Leur projet de mariage, tout d'abord reculé à cause de l'accident d'Harm, s'était peu à peu transformé en douce illusion. Plus elle avait parlé de réorganiser un autre mariage, plus Mic était devenu évasif. Avant de finalement lui annoncer au téléphone qu'il quittait Washington et rentrait en Australie. Définitivement.
Il ne lui avait rien expliqué, mais elle n'avait pas eu besoin de mots pour le comprendre. Il la quittait à cause de... l'autre. Depuis le début, Mic avait compris qu'il n'était pas seul dans le coeur de la jeune femme et il avait eu la confirmation évidente la veille de leur mariage. Il avait tout tenté pour lui faire oublier mais il avait échoué.
Et il ne voulait plus continuer à la partager. Il avait fait de gros sacrifices pour elle, avait quitté la Marine australienne et son pays pour venir vivre à ses côtés, mais il n'avait pas reçu la récompense à laquelle il aurait pu prétendre. La Royal Australian Navy lui manquait terriblement et depuis sa démission il avait beaucoup de mal à retrouver du travail. Et en retour, que lui offrait-elle ? De reculer leur mariage et de consacrer la quasi totalité de ses pensée et de ses sentiments à un autre homme ? Elle comprenait qu'il ait baissé les bras : il avait persévéré bien plus longtemps qu'il n'aurait du.

Mais qu'aurait-elle pu faire ? Jouer la carte de l'hypocrisie et le retenir ? Elle ne s'en sentait pas capable d'autant que...
_ "Sois au moins honnête avec toi-même si tu n'es pas fichue de l'être avec les autres, Sarah", murmura la jeune femme. "Avoue que tu étais plutôt soulagée qu'il te quitte comme ça... Sans avoir besoin d'expliquer les choses..."
Jingo leva la tête et gémit doucement.
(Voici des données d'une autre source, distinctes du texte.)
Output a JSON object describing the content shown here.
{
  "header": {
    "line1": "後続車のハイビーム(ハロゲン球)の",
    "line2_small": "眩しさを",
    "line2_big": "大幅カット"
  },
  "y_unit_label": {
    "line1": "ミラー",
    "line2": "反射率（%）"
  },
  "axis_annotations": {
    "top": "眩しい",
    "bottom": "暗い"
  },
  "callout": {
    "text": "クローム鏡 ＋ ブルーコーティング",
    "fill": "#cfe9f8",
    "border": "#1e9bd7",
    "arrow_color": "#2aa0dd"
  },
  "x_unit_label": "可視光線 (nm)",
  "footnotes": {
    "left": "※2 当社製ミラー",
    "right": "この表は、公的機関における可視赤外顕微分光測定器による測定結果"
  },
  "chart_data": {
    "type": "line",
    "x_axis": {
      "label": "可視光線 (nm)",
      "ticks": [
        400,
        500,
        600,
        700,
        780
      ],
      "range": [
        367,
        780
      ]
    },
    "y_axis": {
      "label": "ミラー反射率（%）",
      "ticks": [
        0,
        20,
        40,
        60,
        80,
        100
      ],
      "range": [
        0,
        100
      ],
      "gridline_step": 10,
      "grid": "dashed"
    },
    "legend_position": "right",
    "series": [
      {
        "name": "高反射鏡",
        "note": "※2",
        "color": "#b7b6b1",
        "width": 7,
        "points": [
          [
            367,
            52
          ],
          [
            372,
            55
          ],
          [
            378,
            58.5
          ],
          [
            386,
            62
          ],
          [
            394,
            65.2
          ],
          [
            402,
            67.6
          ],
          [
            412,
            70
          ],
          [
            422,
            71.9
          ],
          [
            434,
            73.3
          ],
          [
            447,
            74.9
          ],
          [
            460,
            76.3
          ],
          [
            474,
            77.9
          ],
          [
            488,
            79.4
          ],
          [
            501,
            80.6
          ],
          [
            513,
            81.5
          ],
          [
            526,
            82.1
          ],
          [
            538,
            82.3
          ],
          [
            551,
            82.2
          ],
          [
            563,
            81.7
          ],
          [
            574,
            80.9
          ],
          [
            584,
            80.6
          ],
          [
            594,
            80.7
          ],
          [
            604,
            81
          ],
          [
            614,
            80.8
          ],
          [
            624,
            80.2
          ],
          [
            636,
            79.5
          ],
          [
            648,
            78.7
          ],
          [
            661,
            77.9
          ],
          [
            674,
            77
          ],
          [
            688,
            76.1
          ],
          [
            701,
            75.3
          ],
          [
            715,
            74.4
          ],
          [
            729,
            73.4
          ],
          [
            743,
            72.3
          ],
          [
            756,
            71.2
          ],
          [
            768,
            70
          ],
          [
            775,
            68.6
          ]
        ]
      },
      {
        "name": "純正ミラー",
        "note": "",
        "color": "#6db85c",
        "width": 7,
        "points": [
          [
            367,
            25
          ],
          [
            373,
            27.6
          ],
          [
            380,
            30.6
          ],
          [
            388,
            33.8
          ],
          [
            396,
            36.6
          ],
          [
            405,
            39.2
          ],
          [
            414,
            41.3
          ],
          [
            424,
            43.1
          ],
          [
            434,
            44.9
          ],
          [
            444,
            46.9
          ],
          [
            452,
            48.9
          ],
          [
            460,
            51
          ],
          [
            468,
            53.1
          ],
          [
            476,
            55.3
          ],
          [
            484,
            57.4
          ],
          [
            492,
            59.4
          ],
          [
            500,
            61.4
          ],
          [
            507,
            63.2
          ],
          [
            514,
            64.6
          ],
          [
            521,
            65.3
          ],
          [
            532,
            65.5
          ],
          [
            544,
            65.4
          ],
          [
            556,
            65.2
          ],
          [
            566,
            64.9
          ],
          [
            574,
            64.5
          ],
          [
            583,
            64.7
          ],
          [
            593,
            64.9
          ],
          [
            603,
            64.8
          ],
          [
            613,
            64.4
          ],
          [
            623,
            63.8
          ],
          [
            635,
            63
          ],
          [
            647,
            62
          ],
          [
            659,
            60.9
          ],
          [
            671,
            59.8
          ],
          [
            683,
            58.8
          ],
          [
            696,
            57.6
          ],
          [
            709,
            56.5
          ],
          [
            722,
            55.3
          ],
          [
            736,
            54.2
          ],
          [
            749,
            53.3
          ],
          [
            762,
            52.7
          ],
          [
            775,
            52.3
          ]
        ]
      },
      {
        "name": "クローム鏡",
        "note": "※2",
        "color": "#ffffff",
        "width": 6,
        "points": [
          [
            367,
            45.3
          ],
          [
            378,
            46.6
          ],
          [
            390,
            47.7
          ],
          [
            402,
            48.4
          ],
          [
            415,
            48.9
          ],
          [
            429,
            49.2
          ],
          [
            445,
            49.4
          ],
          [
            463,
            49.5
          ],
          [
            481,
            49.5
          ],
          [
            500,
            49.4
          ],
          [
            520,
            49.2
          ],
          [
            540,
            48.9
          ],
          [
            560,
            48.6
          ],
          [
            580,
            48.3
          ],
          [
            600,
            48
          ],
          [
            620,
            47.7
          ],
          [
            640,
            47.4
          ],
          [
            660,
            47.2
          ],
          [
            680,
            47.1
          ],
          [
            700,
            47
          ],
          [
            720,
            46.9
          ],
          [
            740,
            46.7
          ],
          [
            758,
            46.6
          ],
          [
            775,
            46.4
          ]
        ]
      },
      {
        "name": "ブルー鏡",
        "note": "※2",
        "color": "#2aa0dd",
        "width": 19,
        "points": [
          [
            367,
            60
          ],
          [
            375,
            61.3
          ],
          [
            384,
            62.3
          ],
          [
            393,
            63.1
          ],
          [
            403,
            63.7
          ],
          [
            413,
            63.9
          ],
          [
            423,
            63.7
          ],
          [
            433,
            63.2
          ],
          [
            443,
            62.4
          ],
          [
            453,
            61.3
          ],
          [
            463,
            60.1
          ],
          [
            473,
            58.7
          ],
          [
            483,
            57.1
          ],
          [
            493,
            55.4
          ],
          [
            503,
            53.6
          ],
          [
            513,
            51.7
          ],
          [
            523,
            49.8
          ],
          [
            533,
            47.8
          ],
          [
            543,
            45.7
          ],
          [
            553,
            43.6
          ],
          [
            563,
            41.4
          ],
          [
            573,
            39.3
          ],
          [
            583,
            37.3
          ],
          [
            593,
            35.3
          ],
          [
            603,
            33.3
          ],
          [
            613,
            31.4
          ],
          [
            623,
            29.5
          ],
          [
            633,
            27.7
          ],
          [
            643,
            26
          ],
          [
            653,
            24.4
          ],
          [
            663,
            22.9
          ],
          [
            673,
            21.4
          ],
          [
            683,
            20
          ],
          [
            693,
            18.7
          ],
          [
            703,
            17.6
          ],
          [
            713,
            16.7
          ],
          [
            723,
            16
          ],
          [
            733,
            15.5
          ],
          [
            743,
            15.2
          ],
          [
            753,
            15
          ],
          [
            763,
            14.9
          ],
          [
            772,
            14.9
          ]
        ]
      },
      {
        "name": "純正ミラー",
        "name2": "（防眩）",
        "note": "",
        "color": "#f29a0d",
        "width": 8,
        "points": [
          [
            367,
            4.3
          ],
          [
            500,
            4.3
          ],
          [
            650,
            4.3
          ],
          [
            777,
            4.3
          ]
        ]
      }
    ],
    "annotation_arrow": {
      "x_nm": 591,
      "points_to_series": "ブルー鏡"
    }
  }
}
La jeune femme eut un petit sourire triste et lui caressa le museau.
_ "Tu es d'accord avec moi, mon vieux... C'était plus facile comme ça... Mic parti, je suis de nouveau libre comme l'air. Libre de pouvoir... Avec..."
Sous l'effet d'une soudaine bouffée d'angoisse, les mots s'étranglèrent dans sa gorge et la jeune femme poussa un profond soupir. Jingo gémit de nouveau et laissa sa tête retomber sur ses genoux.

Effectivement, elle n'était pas plus capable d'être honnête avec elle-même. Incapable de s'avouer qu'elle était désespérément amoureuse de son partenaire et qu'elle ne supportait plus de le voir s'afficher avec sa jolie blonde écervelée.
_ "Jolie ? Elle ? Laissez-moi rire !" ricana Mac avant de se reprendre aussitôt. "Allons, ma fille, ne change pas de sujet..."
Un instant, elle resta silencieuse.
_ "Dis-le..." songeait-elle. "Dis-le au moins une fois... Si tu es capable de le penser, tu dois être capable de le dire à voix haute..."

Elle prit une profonde inspiration.
_ "Je... Je l'aime..." chuchota-t-elle d'une voix sourde. "Harm... Je vous aime..."

Et elle fondit en larmes.

Près d'elle, la tête penchée de côté, Jingo la regardait d'un air perplexe.